The complaint alleges ownership, adverse possession for the statutory period, trespass by the defendants under a claim of title alleged to be invalid as to the plaintiff, under a decree alleged to constitute a cloud on plaintiff’s title, and prays for removal of that cloud and incidental damages. We are of the opinion that the complaint states a cause of.action. ■

Point 2 and point 7 by reference assert that plaintiff’s claim is barred by the prior judgments of the circuit court of Kankakee County in Daily v. Boudreau, affirmed in 231 Ill. 228, and in Allendorf v. Daily, affirmed in 6 Ill.2d 577. A review of these two cases and appellee’s copious argument supporting this contention reveal matters that *515may be presented in defense of plaintiff’s claim of adverse possession of the disputed strip but are not proper authority to sustain the ruling that the complaint does not stare a cause of action to quiet title. The Daily-Boudreau case established the boundary line between the Daily and Boudreau farms as running along a fence line “eighteen feet west of the true line at the north end and about thirteen feet west at the south end,” the true line being the north-south center line of the section. In the present case the plaintiff is claiming adverse possession of the two-rod-wide strip lying west of the boundary line established in the DailyBoudreau case. The subject matter of the two cases is entirely separate and distinct. While the same strip is involved, the Allendorf-Daily case involved easement ownership only and here the fee title is the issue.

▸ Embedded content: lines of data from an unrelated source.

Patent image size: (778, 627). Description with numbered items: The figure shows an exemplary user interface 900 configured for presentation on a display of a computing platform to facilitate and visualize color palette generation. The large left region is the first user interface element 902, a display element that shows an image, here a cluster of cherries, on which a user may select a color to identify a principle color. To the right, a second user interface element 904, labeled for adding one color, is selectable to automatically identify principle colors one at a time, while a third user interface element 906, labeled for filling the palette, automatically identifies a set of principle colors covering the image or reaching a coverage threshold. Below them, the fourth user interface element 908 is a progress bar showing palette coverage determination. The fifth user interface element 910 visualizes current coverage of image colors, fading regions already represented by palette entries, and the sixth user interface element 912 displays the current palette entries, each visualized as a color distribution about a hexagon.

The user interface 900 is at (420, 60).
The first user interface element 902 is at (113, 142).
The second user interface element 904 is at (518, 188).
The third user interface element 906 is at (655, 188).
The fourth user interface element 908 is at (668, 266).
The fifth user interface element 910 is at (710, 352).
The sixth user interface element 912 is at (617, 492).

The Allendorf-Daily case was a suit by Edith Allendorf to enjoin the defendants in the present case from interfering with her use of an easement across what appears to be the same strip of land to which the plaintiff in the present case now lays claim of ownership. Plaintiff herein was not a party to the Allendorf-Daily case and does not claim title to the disputed strip by succession from Edith Allendorf. Rather she lays claim thereto by way of adverse possession. Thus, we find the parties and the issues in the AllendorfDaily case to be different from the parties and the issues in the present case.

Where a former adjudication is relied upon as a bar to a subsequent action, it must appear that the cause of action and the parties are the same in both proceedings. (Leitch v. Hine, 393 Ill. 211; Harding Co. v. Harding, 352 Ill. 417.) To be barred by a decree or judgment in a former action, a person must be a party to the action in which it is entered or in privity with the parties thereto. (Schafer v. Robillard, 370 Ill. 92.) We take the position that the Daily and Allendorf cases are not grounds for holding that the amended complaint herein does not state a *516cause of action. This holding obviates the necessity of ruling on appellant’s contentions concerning judicial notice and improper pleading procedures utilized by the defendants.

Point three of defendant’s motion to dismiss asserts that neither of the counts of the complaint attempt to locate the fence line by a proper description. Such an assertion may furnish defendants with sufficient grounds to demand a more definite and certain allegation concerning the specific metes and bounds location of the disputed strip but is not grounds for dismissal of what is otherwise a good and sufficient statement of plaintiff’s cause of action.

Points 4, 5, 6 and 8 of defendants’ motion are also affirmative assertions tending to refute the plaintiff’s allegations of trespass rather than authority sustaining dismissal of her complaint. Accordingly, we deem it unnecessary to give further consideration thereto which, in turn, eliminates the necessity of giving further consideration to the points raised in appellant’s brief concerning the location of and right to remove division fences.

Without passing upon the merits of the case, which are not before us, we find that the complaint states a good cause of action and defendant’s motion to dismiss should have been overruled. The decree of the circuit court of Kankakee County is accordingly reversed and the cause is remanded, with directions to overrule the defendant’s motion to dismiss and to proceed with the cause.

Reversed and remanded, with directions.